HadoopBI Architecture
Faced with exponentially growing volumes of data, enterprises and web companies around the world have been moving away from SQL databases to Google's MapReduce model for their big data challenges. Using tools such as Apache Hadoop, companies can now routinely process petabytes of data. But now there's a major new problem in the world of big data. The MapReduce/Hadoop model is SLOW and its BATCH. Google, the inventors of the model, were the first to recognize this huge problem. To get the required realtime performance, they recently replaced MapReduce in their Google Instant search engine.
Led by Google, the big data space is now moving beyond batch processing to an era in which "continuous realtime intelligence" is essential. Companies are realizing that they need a big data architecture that is not just scalable, but also FAST, INCREMENTAL and REALTIME. The MapReduce model on its own just doesn't cut it for today's business and web apps, where a delay of even seconds can mean the difference between success and failure. Cloudscale was founded to solve this major problem for customers. We offer HadoopBI - the world's fastest big data solution.
Compute Like Google
With HadoopBI you can "compute like Google". The HadoopBI architecture gives you the three compute engines needed for a complete Big Data Business Intelligence solution:
- Apache Hadoop (MapReduce) for offline batch analytics at very large scale
- Apache HBase for scalable database queries
- Cloudscale's patented HRule in-memory architecture for scalable realtime big data analytics and realtime business automation
With HadoopBI you can handle the volume, variety and velocity of today's big data deluge. Scale from gigabytes to terabytes and petabytes. Handle all kinds of data - realtime and historical, structured and unstructured. Continuously analyze millions of new events and scenarios every second.
Throughput and Latency
The HRule big data engine can analyze a live stream in realtime with sub-second latency, and with throughput of more than 150MB/sec, on just three commodity 8-core Cloud Cluster instances. That corresponds to processing a SINGLE STREAM in parallel at a rate of TWO MILLION ROWS PER SECOND, or well over ONE TRILLION EVENTS per week. To give some idea of how fast this is, the nationwide call log systems of even the biggest US telcos only generate about 50,000 rows/sec, even at peak. For processing multiple streams, the solution scales linearly.

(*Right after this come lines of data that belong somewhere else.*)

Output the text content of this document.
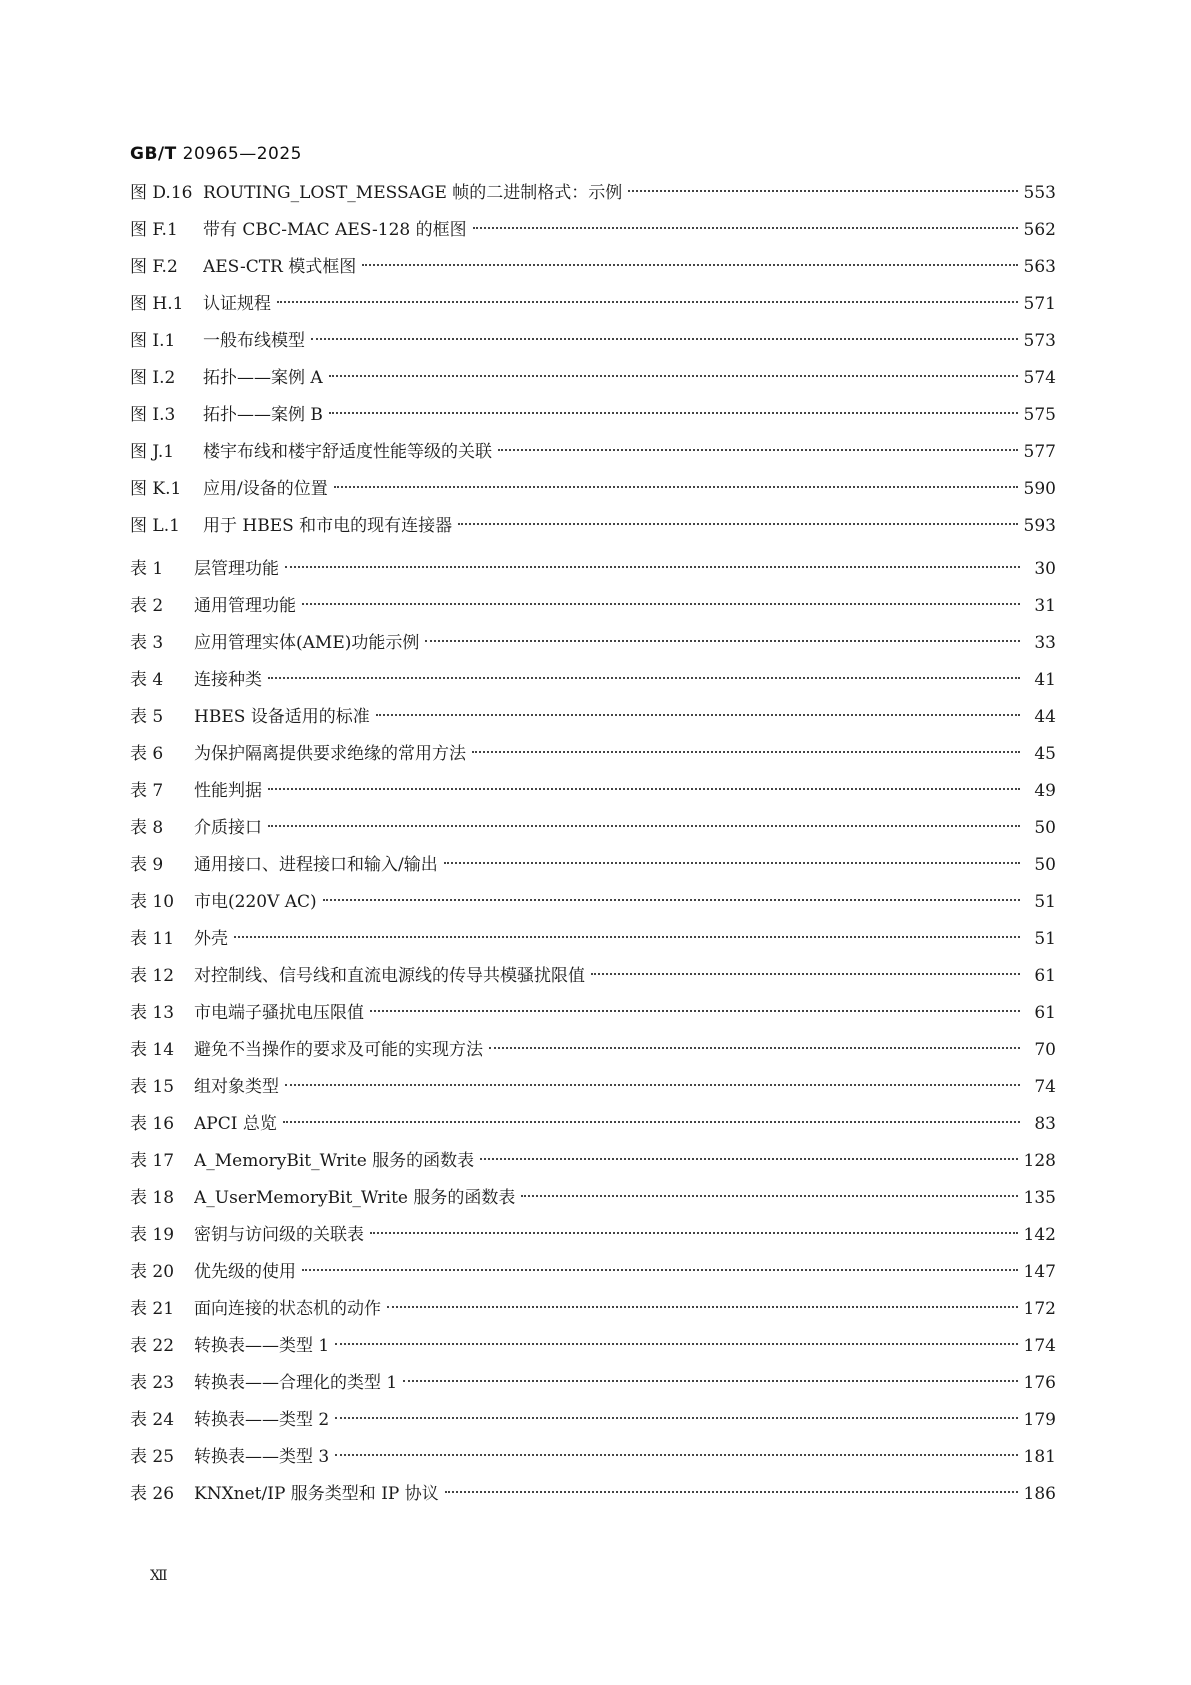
GB/T 20965—2025
图 D.16 ROUTING_LOST_MESSAGE 帧的二进制格式：示例	553
图 F.1	带有 CBC-MAC AES-128 的框图	562
图 F.2	AES-CTR 模式框图	563
图 H.1	认证规程	571
图 I.1	一般布线模型	573
图 I.2	拓扑——案例 A	574
图 I.3	拓扑——案例 B	575
图 J.1	楼宇布线和楼宇舒适度性能等级的关联	577
图 K.1	应用/设备的位置	590
图 L.1	用于 HBES 和市电的现有连接器	593
表 1	层管理功能	30
表 2	通用管理功能	31
表 3	应用管理实体(AME)功能示例	33
表 4	连接种类	41
表 5	HBES 设备适用的标准	44
表 6	为保护隔离提供要求绝缘的常用方法	45
表 7	性能判据	49
表 8	介质接口	50
表 9	通用接口、进程接口和输入/输出	50
表 10	市电(220V AC)	51
表 11	外壳	51
表 12	对控制线、信号线和直流电源线的传导共模骚扰限值	61
表 13	市电端子骚扰电压限值	61
表 14	避免不当操作的要求及可能的实现方法	70
表 15	组对象类型	74
表 16	APCI 总览	83
表 17	A_MemoryBit_Write 服务的函数表	128
表 18	A_UserMemoryBit_Write 服务的函数表	135
表 19	密钥与访问级的关联表	142
表 20	优先级的使用	147
表 21	面向连接的状态机的动作	172
表 22	转换表——类型 1	174
表 23	转换表——合理化的类型 1	176
表 24	转换表——类型 2	179
表 25	转换表——类型 3	181
表 26	KNXnet/IP 服务类型和 IP 协议	186
Ⅻ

The HRule engine can also be used to analyze massive historical data sets at lightning speed.

The performance of HRule is more than 125x faster than Yahoo's recently released S4 (Realtime MapReduce) system, on the same hardware - about the difference in speed between walking from San Francisco to New York (4mph) versus taking a plane (500mph). The three-node app dynamically distributes the rows of the stream in realtime as TEN MILLION different Facebook_User_ID substreams (PEs in Yahoo S4 terminology), one substream per Facebook_User entity, for concurrent processing at that phenomenal rate. The implementation of the HRule engine is C++ and MPI, with smart compression for super-fast, node-to-node, bulk synchronous communications.

For analytics on historical data, the HRule engine can also exploit time-based MapReduce-style parallelism to achieve even higher levels of scalability and performance.

All kinds of advanced realtime analytics algorithms can be developed and run at these lightning speeds - algorithms that alert, clean, connect, encode, filter, group, match, merge, partition, rank, reduce, reorder, sample, sort, transform, validate, and window. The volume and velocity that HadoopBI can handle means that it’s now possible, for the first time, for businesses to have continuous and deep insight into all kinds of critical information - realtime trends, statistics, patterns, correlations, opportunities, threats - as soon as the data becomes available. Sub-second latency means massive competitive advantage!